Now let's create another TextVectorization layer and let's adapt it to the full IMDB training set (if the training set did not fit in RAM, we could just use a smaller sample of the training set by calling train_set.take(500)):

In [17]:
max_vocabulary_size = 100
n_oov_buckets = 100

sample_review_batches = train_set.map(lambda review, label: review)
sample_reviews = np.concatenate(list(sample_review_batches.as_numpy_iterator()),
                                axis=0)

text_vectorization = TextVectorization(max_vocabulary_size, n_oov_buckets,
                                       input_shape=[])
text_vectorization.adapt(sample_reviews)

In [18]:
# Let's run it on the same X_example, just to make sure the word IDs are larger now, since the vocabulary is bigger:

text_vectorization(X_example)

<tf.Tensor: shape=(2, 50), dtype=int64, numpy=
array([[  9,  14,   2,  64,  64,  12,   5, 139,   9,   0,   0,   0,   0,
          0,   0,   0,   0,   0,   0,   0,   0,   0,   0,   0,   0,   0,
          0,   0,   0,   0,   0,   0,   0,   0,   0,   0,   0,   0,   0,
          0,   0,   0,   0,   0,   0,   0,   0,   0,   0,   0],
       [  9,  13, 189, 177, 154,   0,   0,   0,   0,   0,   0,   0,   0,
          0,   0,   0,   0,   0,   0,   0,   0,   0,   0,   0,   0,   0,
          0,   0,   0,   0,   0,   0,   0,   0,   0,   0,   0,   0,   0,
          0,   0,   0,   0,   0,   0,   0,   0,   0,   0,   0]])>

In [19]:
# Good! Now let's take a look at the first 10 words in the vocabulary:
text_vectorization.vocab[:10]



[b'<pad>', b'the', b'a', b'of', b'and', b'i', b'to', b'is', b'this', b'it']

These are the most common words in the reviews.

Now to build our model we will need to encode all these word IDs somehow. One approach is to create bags of words: for each review, and for each word in the vocabulary, we count the number of occurences of that word in the review. For example:

In [20]:
simple_example = tf.constant([[1, 3, 1, 0, 0], [2, 2, 0, 0, 0]])
tf.reduce_sum(tf.one_hot(simple_example, 4), axis=1)

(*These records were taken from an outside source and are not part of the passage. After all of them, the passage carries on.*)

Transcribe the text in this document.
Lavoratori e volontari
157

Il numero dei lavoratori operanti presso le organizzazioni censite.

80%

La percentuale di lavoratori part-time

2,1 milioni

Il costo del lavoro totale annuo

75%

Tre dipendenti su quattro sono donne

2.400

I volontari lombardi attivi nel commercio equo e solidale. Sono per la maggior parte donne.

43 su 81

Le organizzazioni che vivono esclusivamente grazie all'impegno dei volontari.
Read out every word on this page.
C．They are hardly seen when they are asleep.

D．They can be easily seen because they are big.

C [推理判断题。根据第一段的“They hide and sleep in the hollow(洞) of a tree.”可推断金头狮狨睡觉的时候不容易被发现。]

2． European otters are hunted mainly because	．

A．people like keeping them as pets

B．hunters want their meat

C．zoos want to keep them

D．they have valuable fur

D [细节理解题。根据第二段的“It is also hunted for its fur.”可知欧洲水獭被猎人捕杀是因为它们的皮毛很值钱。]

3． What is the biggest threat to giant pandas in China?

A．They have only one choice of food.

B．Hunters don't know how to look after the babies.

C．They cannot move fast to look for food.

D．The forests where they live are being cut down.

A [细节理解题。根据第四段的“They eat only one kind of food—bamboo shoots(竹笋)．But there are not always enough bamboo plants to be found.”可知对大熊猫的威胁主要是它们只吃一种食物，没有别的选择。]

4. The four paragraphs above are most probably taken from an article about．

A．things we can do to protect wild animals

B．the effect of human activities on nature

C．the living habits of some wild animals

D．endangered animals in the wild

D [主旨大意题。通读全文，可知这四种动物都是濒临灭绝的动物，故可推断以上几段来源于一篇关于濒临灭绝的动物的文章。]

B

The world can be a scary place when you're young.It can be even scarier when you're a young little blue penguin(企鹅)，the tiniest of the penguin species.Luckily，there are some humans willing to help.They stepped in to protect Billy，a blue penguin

<tf.Tensor: shape=(2, 4), dtype=float32, numpy=
array([[2., 2., 0., 1.],
       [3., 0., 2., 0.]], dtype=float32)>

The first review has 2 times the word 0, 2 times the word 1, 0 times the word 2, and 1 time the word 3, so its bag-of-words representation is [2, 2, 0, 1]. Similarly, the second review has 3 times the word 0, 0 times the word 1, and so on. Let's wrap this logic in a small custom layer, and let's test it. We'll drop the counts for the word 0, since this corresponds to the <pad> token, which we don't care about.

In [21]:
class BagOfWords(keras.layers.Layer):
    def __init__(self, n_tokens, dtype=tf.int32, **kwargs):
        super().__init__(dtype=dtype, **kwargs)
        self.n_tokens = n_tokens
    def call(self, inputs):
        one_hot = tf.one_hot(inputs, self.n_tokens)
        return tf.reduce_sum(one_hot, axis=1)[:, 1:]

In [22]:
# let's Test it
bag_of_words = BagOfWords(n_tokens=4)
bag_of_words(simple_example)

<tf.Tensor: shape=(2, 3), dtype=float32, numpy=
array([[2., 0., 1.],
       [0., 2., 0.]], dtype=float32)>

In [23]:
# It works fine! Now let's create another BagOfWord with the right vocabulary size for our training set:


n_tokens = max_vocabulary_size + n_oov_buckets + 1 # add 1 for <pad>
bag_of_words = BagOfWords(n_tokens)

We're ready to train the model!



In [24]:
model = keras.models.Sequential([
    text_vectorization,
    bag_of_words,
    keras.layers.Dense(100, activation="relu"),
    keras.layers.Dense(1, activation="sigmoid"),
])
model.compile(loss="binary_crossentropy", optimizer="nadam",
              metrics=["accuracy"])
model.fit(train_set, epochs=5, validation_data=valid_set)

Epoch 1/5
Epoch 2/5
Epoch 3/5
Epoch 4/5
Epoch 5/5


<tensorflow.python.keras.callbacks.History at 0x7f9465a13490>

We get about 65% accuracy on the validation set after just the first epoch, but after that the model makes no significant progress. But it's okay as for now the point is just to perform efficient preprocessing using tf.data and Keras preprocessing layers.